Pour une définition du pantouflage on peut lire aisément "En savoir plus sur le pantouflage" (1). Au passage on y apprend que les pantoufleurs, phénomène ancien du XIX ème siècle, sont de nos jours à la fois l’origine et le produit de la vague de privatisation des années 86 et suivantes. Le pantouflage a favorisé la constitution d’un capitaliste managérial d’un nouveau genre formé par l’Etat après passage à l’ENA. Ils constitue une "élite politicoadministrative étroite" (cf D Chagnolleau) relativement verrouillée sur elle même.
I - CRITIQUE DU PANTOUFLAGE
D’abord les critiques les plus entendues puis celle plus radicale mais moins courante.
A) Les premiers niveaux de critique :
1) La première critique : la confusion du sommet et de la base de la fonction publique.

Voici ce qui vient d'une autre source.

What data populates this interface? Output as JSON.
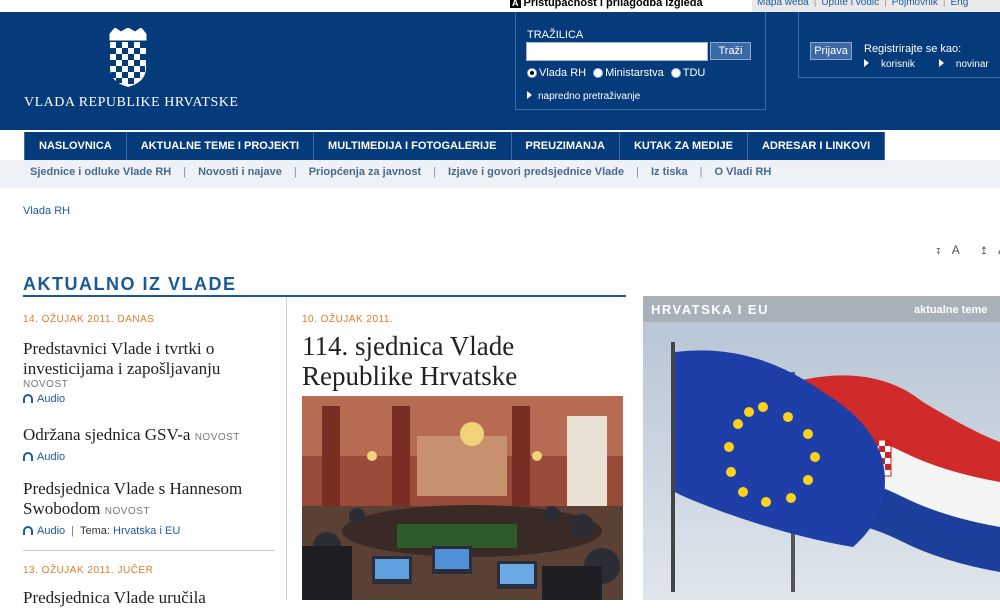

Il ne suffit pas de souligner l’aspect peu moral de cette pratique, même si un commission de déontologie intervient. Il importe en premier lieu de dire que la mesure de généralisation (2) de 2007 à tous les fonctionnaires n’a que peu à voir avec le pantouflage des hauts fonctionnaire. Dans un cas il s’agit de personnages qui sont des hauts dirigeants, qui passant du public au privé, participent aux décisions des sociétés transnationales et ramassent au passage des revenus exorbitants (mesurés en X fois le SMIC) , des revenus non distribués à ceux et celle qui travaillent, qui produisent. Dans l’autre cas, le salarié sous statut public devient salarié sous contrat privé. Dans les deux situations il reste travailleur. Quand à la mobilité interne aux différentes administrations elle est en cours de développement. La chose n’était pas particulièrement favorisée auparavant.
2) La seconde critique plus décisive : l’importation du "sale boulot" (C Dejours) effectué dans le privé.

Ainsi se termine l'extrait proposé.